Sage CEO Ron Verni and CFO James Eckstaedt left following a board review of Sage's North American business. In a financial trading update, also announced today, Sage said that it expected North American organic revenue growth for the fiscal year ended Sept. 30, 2007, to come in at only 4%, below all of Sage's other geographic regions.
But in a conference call with European press this morning, Sage Group Chief Executive Paul Walker attributed the departure of the two executives to a reorganization of Sage's North American operations in May into four divisions. On May 9, Sage announced that it was forming the Business Management Division, encompassing accounting, ERP, CRM, and related businesses for small and medium-size companies, and the Industry & Specialized Solutions Division, for construction, real estate, and non-profit companies.

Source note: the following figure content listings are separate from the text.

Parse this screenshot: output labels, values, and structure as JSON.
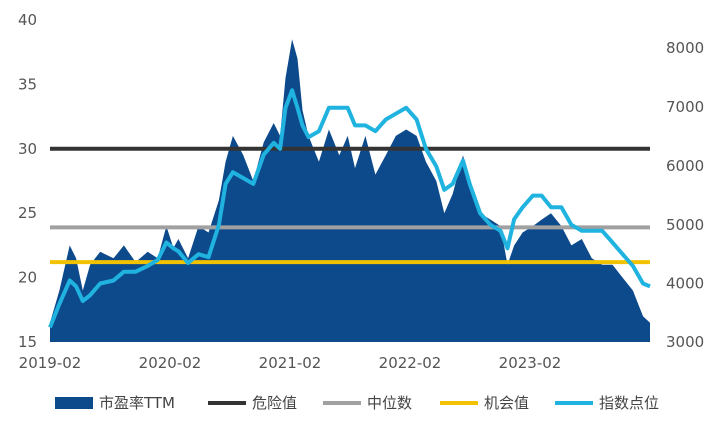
{
  "chart_data": {
    "type": "area",
    "title": "",
    "xlabel": "",
    "ylabel": "",
    "y2label": "",
    "x_ticks": [
      "2019-02",
      "2020-02",
      "2021-02",
      "2022-02",
      "2023-02"
    ],
    "y_left_ticks": [
      "40",
      "35",
      "30",
      "25",
      "20",
      "15"
    ],
    "y_right_ticks": [
      "8000",
      "7000",
      "6000",
      "5000",
      "4000",
      "3000"
    ],
    "ylim_left": [
      15,
      40
    ],
    "ylim_right": [
      3000,
      8500
    ],
    "x_range": [
      "2019-02-01",
      "2023-12-31"
    ],
    "grid": false,
    "legend_position": "bottom",
    "colors": {
      "pe": "#0d4a8c",
      "danger": "#333333",
      "median": "#a0a0a0",
      "opportunity": "#f2c200",
      "index": "#20b3e0"
    },
    "legend": [
      {
        "label": "市盈率TTM",
        "key": "pe",
        "shape": "box"
      },
      {
        "label": "危险值",
        "key": "danger",
        "shape": "line"
      },
      {
        "label": "中位数",
        "key": "median",
        "shape": "line"
      },
      {
        "label": "机会值",
        "key": "opportunity",
        "shape": "line"
      },
      {
        "label": "指数点位",
        "key": "index",
        "shape": "line"
      }
    ],
    "reference_lines": {
      "danger": 30,
      "median": 23.9,
      "opportunity": 21.2
    },
    "series": [
      {
        "name": "市盈率TTM",
        "axis": "left",
        "x": [
          "2019-02-01",
          "2019-03-01",
          "2019-04-01",
          "2019-04-20",
          "2019-05-10",
          "2019-06-01",
          "2019-07-01",
          "2019-08-10",
          "2019-09-10",
          "2019-10-15",
          "2019-11-20",
          "2019-12-20",
          "2020-01-15",
          "2020-02-05",
          "2020-02-20",
          "2020-03-20",
          "2020-04-20",
          "2020-05-20",
          "2020-06-20",
          "2020-07-10",
          "2020-08-01",
          "2020-09-01",
          "2020-10-01",
          "2020-11-01",
          "2020-12-01",
          "2020-12-20",
          "2021-01-05",
          "2021-01-25",
          "2021-02-10",
          "2021-02-25",
          "2021-03-15",
          "2021-04-15",
          "2021-05-15",
          "2021-06-15",
          "2021-07-10",
          "2021-08-01",
          "2021-09-01",
          "2021-10-01",
          "2021-11-01",
          "2021-12-01",
          "2022-01-01",
          "2022-02-01",
          "2022-03-01",
          "2022-04-01",
          "2022-04-25",
          "2022-05-20",
          "2022-06-20",
          "2022-07-10",
          "2022-08-10",
          "2022-09-10",
          "2022-10-10",
          "2022-10-31",
          "2022-11-20",
          "2022-12-15",
          "2023-01-15",
          "2023-02-10",
          "2023-03-10",
          "2023-04-10",
          "2023-05-10",
          "2023-06-10",
          "2023-07-10",
          "2023-08-10",
          "2023-09-10",
          "2023-10-10",
          "2023-11-10",
          "2023-12-10",
          "2023-12-31"
        ],
        "y": [
          16.5,
          19,
          22.5,
          21.5,
          19,
          21,
          22,
          21.5,
          22.5,
          21.2,
          22,
          21.5,
          24,
          22.3,
          23,
          21.5,
          24,
          23.5,
          26,
          29,
          31,
          29.5,
          27.5,
          30.5,
          32,
          31,
          35.5,
          38.5,
          37,
          33,
          31,
          29,
          31.5,
          29.5,
          31,
          28.5,
          31,
          28,
          29.5,
          31,
          31.5,
          31,
          29,
          27.5,
          25,
          26.5,
          29.5,
          27.5,
          25,
          24.5,
          24,
          21,
          22.5,
          23.5,
          24,
          24.5,
          25,
          24,
          22.5,
          23,
          21.5,
          21,
          21,
          20,
          19,
          17,
          16.5
        ]
      },
      {
        "name": "指数点位",
        "axis": "right",
        "x": [
          "2019-02-01",
          "2019-03-01",
          "2019-04-01",
          "2019-04-20",
          "2019-05-10",
          "2019-06-01",
          "2019-07-01",
          "2019-08-10",
          "2019-09-10",
          "2019-10-15",
          "2019-11-20",
          "2019-12-20",
          "2020-01-15",
          "2020-02-05",
          "2020-02-20",
          "2020-03-20",
          "2020-04-20",
          "2020-05-20",
          "2020-06-20",
          "2020-07-10",
          "2020-08-01",
          "2020-09-01",
          "2020-10-01",
          "2020-11-01",
          "2020-12-01",
          "2020-12-20",
          "2021-01-05",
          "2021-01-25",
          "2021-02-10",
          "2021-02-25",
          "2021-03-15",
          "2021-04-15",
          "2021-05-15",
          "2021-06-15",
          "2021-07-10",
          "2021-08-01",
          "2021-09-01",
          "2021-10-01",
          "2021-11-01",
          "2021-12-01",
          "2022-01-01",
          "2022-02-01",
          "2022-03-01",
          "2022-04-01",
          "2022-04-25",
          "2022-05-20",
          "2022-06-20",
          "2022-07-10",
          "2022-08-10",
          "2022-09-10",
          "2022-10-10",
          "2022-10-31",
          "2022-11-20",
          "2022-12-15",
          "2023-01-15",
          "2023-02-10",
          "2023-03-10",
          "2023-04-10",
          "2023-05-10",
          "2023-06-10",
          "2023-07-10",
          "2023-08-10",
          "2023-09-10",
          "2023-10-10",
          "2023-11-10",
          "2023-12-10",
          "2023-12-31"
        ],
        "y": [
          3250,
          3650,
          4050,
          3950,
          3700,
          3800,
          4000,
          4050,
          4200,
          4200,
          4300,
          4400,
          4700,
          4600,
          4550,
          4350,
          4500,
          4450,
          5000,
          5700,
          5900,
          5800,
          5700,
          6200,
          6400,
          6300,
          7000,
          7300,
          7000,
          6700,
          6500,
          6600,
          7000,
          7000,
          7000,
          6700,
          6700,
          6600,
          6800,
          6900,
          7000,
          6800,
          6300,
          6000,
          5600,
          5700,
          6100,
          5700,
          5200,
          5000,
          4900,
          4600,
          5100,
          5300,
          5500,
          5500,
          5300,
          5300,
          5000,
          4900,
          4900,
          4900,
          4700,
          4500,
          4300,
          4000,
          3950
        ]
      }
    ]
  }
}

These two new divisions joined the Healthcare and Payment Solutions Divisions to create the four-division structure in Sage's North American operations.
"Having put this new structure in place, we needed a change of style," Walker said. "We needed a change in how we managed a divisional business, compared to running an executive team. It was appropriate to bring in a new CEO with experience in managing a divisionalized business."

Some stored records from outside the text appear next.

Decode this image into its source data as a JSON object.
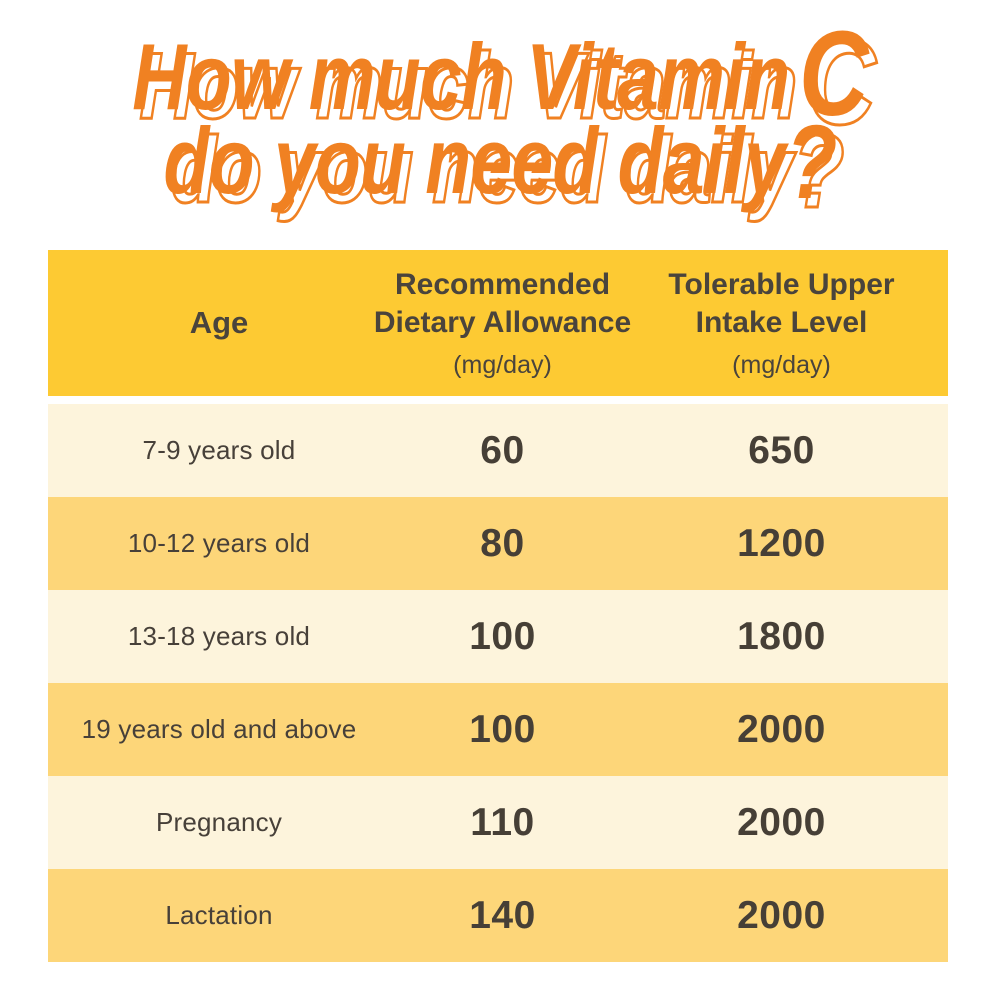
{
  "title": {
    "line1_main": "How much Vitamin",
    "line1_accent": "C",
    "line2_main": "do you need daily",
    "line2_accent": "?",
    "accent_color": "#F08122"
  },
  "table": {
    "header": {
      "age_label": "Age",
      "col2_line1": "Recommended",
      "col2_line2": "Dietary Allowance",
      "col2_unit": "(mg/day)",
      "col3_line1": "Tolerable Upper",
      "col3_line2": "Intake Level",
      "col3_unit": "(mg/day)"
    },
    "rows": [
      {
        "age": "7-9 years old",
        "rda": "60",
        "ul": "650"
      },
      {
        "age": "10-12 years old",
        "rda": "80",
        "ul": "1200"
      },
      {
        "age": "13-18 years old",
        "rda": "100",
        "ul": "1800"
      },
      {
        "age": "19 years old and above",
        "rda": "100",
        "ul": "2000"
      },
      {
        "age": "Pregnancy",
        "rda": "110",
        "ul": "2000"
      },
      {
        "age": "Lactation",
        "rda": "140",
        "ul": "2000"
      }
    ],
    "colors": {
      "header_bg": "#FDCA33",
      "row_light": "#FDF4DC",
      "row_dark": "#FDD679",
      "text": "#463F36",
      "title_orange": "#F08122"
    }
  },
  "chart_data": {
    "type": "table",
    "title": "How much Vitamin C do you need daily?",
    "columns": [
      "Age",
      "Recommended Dietary Allowance (mg/day)",
      "Tolerable Upper Intake Level (mg/day)"
    ],
    "rows": [
      [
        "7-9 years old",
        60,
        650
      ],
      [
        "10-12 years old",
        80,
        1200
      ],
      [
        "13-18 years old",
        100,
        1800
      ],
      [
        "19 years old and above",
        100,
        2000
      ],
      [
        "Pregnancy",
        110,
        2000
      ],
      [
        "Lactation",
        140,
        2000
      ]
    ]
  }
}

Nevertheless, during a question-and-answer session with reporters, Sage Group Finance Director Paul Harrison acknowledged that the company had expected a better than 4% organic revenue growth performance. "There is potential for better organic growth in this region," he said.

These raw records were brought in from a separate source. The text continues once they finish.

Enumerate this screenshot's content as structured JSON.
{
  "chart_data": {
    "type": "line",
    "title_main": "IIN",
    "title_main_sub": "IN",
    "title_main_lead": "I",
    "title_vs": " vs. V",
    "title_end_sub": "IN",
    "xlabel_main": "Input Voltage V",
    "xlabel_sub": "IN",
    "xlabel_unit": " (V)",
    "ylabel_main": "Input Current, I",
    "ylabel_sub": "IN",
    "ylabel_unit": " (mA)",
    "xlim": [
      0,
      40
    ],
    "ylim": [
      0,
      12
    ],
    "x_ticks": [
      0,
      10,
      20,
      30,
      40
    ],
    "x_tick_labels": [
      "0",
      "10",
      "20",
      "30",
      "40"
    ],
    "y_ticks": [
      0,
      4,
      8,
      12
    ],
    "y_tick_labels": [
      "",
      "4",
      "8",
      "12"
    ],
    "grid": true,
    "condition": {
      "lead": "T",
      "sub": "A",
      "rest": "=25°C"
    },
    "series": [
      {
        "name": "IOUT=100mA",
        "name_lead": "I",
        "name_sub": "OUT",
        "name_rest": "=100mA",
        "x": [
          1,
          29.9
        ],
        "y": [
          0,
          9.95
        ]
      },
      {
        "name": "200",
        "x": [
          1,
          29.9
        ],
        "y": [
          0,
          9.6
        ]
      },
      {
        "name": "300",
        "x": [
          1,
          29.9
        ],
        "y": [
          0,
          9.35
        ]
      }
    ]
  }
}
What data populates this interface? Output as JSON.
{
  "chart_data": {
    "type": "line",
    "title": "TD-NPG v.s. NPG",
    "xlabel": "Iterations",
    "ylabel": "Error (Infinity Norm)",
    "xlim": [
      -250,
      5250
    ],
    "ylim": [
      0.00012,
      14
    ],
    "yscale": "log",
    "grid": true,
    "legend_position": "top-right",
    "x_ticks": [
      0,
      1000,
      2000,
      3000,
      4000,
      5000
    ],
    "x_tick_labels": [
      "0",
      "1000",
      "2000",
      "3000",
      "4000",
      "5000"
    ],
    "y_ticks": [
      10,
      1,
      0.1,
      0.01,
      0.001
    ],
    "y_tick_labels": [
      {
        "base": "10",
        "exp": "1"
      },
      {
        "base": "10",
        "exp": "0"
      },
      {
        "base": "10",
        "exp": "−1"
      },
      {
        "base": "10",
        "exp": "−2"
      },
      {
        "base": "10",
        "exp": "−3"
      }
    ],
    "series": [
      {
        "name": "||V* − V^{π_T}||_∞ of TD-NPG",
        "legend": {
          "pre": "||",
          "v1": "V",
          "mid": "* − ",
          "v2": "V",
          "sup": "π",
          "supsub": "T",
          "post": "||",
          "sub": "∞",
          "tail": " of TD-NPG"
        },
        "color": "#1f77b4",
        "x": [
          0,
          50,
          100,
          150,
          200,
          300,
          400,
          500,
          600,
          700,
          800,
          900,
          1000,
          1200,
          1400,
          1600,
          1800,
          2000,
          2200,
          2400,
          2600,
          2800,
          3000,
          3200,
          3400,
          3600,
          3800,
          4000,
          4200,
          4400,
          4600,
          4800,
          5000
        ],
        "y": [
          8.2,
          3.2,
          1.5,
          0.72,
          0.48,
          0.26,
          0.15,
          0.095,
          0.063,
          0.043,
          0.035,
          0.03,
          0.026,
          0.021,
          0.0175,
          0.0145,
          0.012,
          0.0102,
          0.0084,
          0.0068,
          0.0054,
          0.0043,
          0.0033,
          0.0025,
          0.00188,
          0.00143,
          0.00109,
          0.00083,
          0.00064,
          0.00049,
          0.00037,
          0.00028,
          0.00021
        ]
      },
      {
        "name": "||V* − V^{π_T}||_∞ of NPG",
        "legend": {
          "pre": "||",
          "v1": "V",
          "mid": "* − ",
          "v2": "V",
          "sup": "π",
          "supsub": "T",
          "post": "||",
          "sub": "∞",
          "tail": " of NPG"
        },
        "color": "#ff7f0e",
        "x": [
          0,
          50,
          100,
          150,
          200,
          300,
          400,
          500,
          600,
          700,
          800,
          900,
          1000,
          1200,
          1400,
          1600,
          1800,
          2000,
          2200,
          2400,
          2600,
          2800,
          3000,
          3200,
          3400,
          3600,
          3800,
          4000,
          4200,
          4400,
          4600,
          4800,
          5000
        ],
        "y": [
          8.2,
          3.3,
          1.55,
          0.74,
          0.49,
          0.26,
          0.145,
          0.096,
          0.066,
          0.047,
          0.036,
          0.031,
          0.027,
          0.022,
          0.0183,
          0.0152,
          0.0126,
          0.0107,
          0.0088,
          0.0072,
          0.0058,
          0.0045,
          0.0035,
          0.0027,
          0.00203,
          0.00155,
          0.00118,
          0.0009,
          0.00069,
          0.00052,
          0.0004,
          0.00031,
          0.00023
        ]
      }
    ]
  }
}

Walker said he did not expect the executives' departures to cause any disruption in Sage's North American business, about which, he said, he continues to be "extremely positive," Despite the 4% revenue gain expected for the fiscal year, the officials described the £500 million North American business as highly profitable, with EBITA of £100 million expected in the fiscal year.
A search to find replacements for Verni and Eckstaedt is under way, Walker said, adding that the company was close to hiring a new chief executive for Sage Software Healthcare, whose president and CEO, Andrew Corbin, resigned in July.
Analyst reaction to the announcement of the departures centered more on the factor of growing competition in the mid-market in North American than Sage's move to the divisional structure.
David Bradshaw, a principal analyst with London-based Ovum, said in an interview with Managing Automation that he thought the new divisional structure was only one factor in the departures.
"I buy it to an extent, but they weren't delivering the organic growth that they needed," Bradshaw said. "It's been going on for a while, but I'm not sure they [the executives] are to blame." Bradshaw said that growing competition, particularly in the U.S. market from such competitors as Microsoft, was also a key factor.
Bradshaw said that the management shakeup may indicate a change of strategy, which has been to grow Sage's business through acquisition, to one with greater emphasis on organic growth. Nevertheless, even such a change will present Sage with challenges. "They need to develop an integrated product set," he said.
In its trading update issued today, Sage confirmed that group revenue for the year will be £1.158 billion, compared with £892 million in its 2006 fiscal year, with EBITA at about £283 million, compared with £239 million. Organic revenue growth for the year for the entire group will be about 7%, with the United Kingdom expected also to come in at 7%, mainland Europe at 10%, North America at 4%, and the rest of the world at 17%.
Sage Group will report its fiscal 2007 results formally on Nov. 28.